The final event of the forum was the “peace buffet,” in which food brought in by students from different cultures was shared. The students who prepared the food provided explanations on its meanings while serving it to their peers. The food was united under the theme of peace; some dishes are traditionally made to welcome visitors, and represent hospitality, while others are made on wedding days and represent joyful community occasions, or represent national unity such as Tabboule in Lebanon.

During the buffet there was a screening of videos created by Dr. Chrabieh’s Islamic Art and Architecture students. Participants were also invited to visit the art exhibition held at the entrance of the venue, which featured paintings, calligraphy, digital images, photography, and installations about peace, all created by Dr. Chrabieh’s students. Dr. Chrabieh shared also the story of a real life example of peace achieved through art. In Redlands, California, a mass shooting caused few months ago the rise of Islamophobia in the region. A good friend of Dr. Chrabieh, Katia Aoun Hage, organized an Arabic calligraphy workshop for students at the Grove School, a public school in Redlands. Ms. Hage is a musician, poet and art teacher, and used her artistic skills to teach the Grove School students the calligraphic strokes of the Arabic letters. During the session, Ms. Hage was able to deconstruct misconceptions and build bridges, truly embodying “peace art.”
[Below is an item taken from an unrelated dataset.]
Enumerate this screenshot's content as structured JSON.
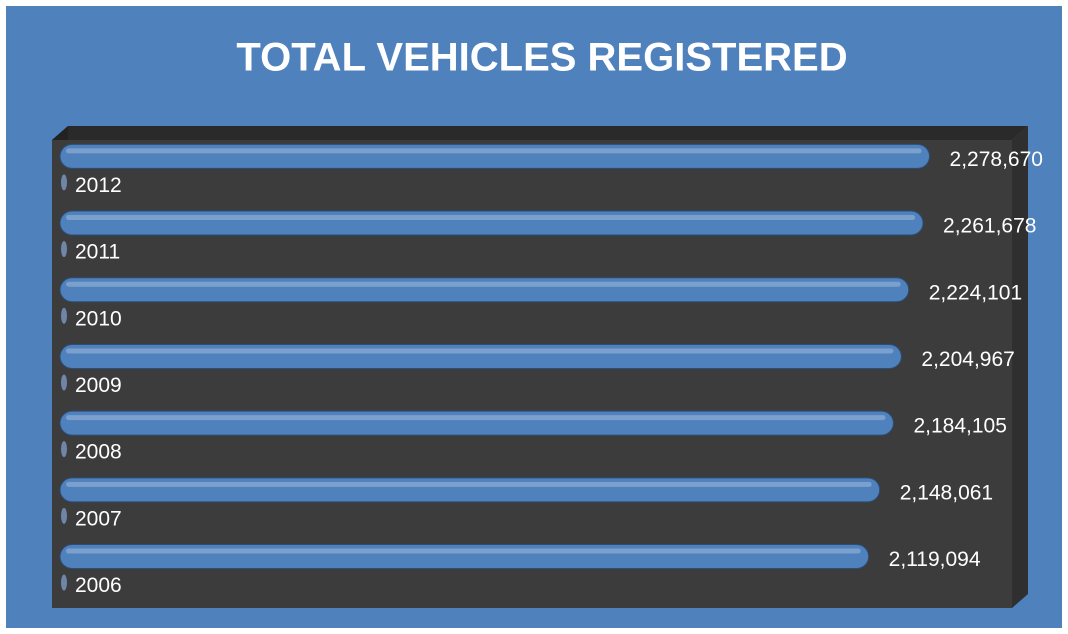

The Forum and real life examples of peace achieved through various arts provided a hopeful conclusion to the semester, inspiring all individuals present to cast their own ripples of peace in the world. Dr. Wardeh concluded with a poetic note: “The MEST Division’s mission is to break any cultural, religious, ethnic, and social barriers among people and to build bridges of acceptance, tolerance, respect and appreciation of the “other”.  I had tears in my eyes and my heart danced while watching MEST students eagerly and actively contributing to and participating in this event. I can claim that today, we have succeeded in finding an amazing ideal kingdom of love and peace.  Our kingdom is composed of diverse musical notes which was built by each citizen in the MEST program. Today our message was: religions and wisdom command love, tolerance and forgiveness to bring the entire world together around peace”.

Dr. Chrabieh also concluded with the important function of art: “that of helping in creating and promoting a culture of peace; this culture is not something we wish for or an unattainable ideal; it is a culture we make, we embody and we share”.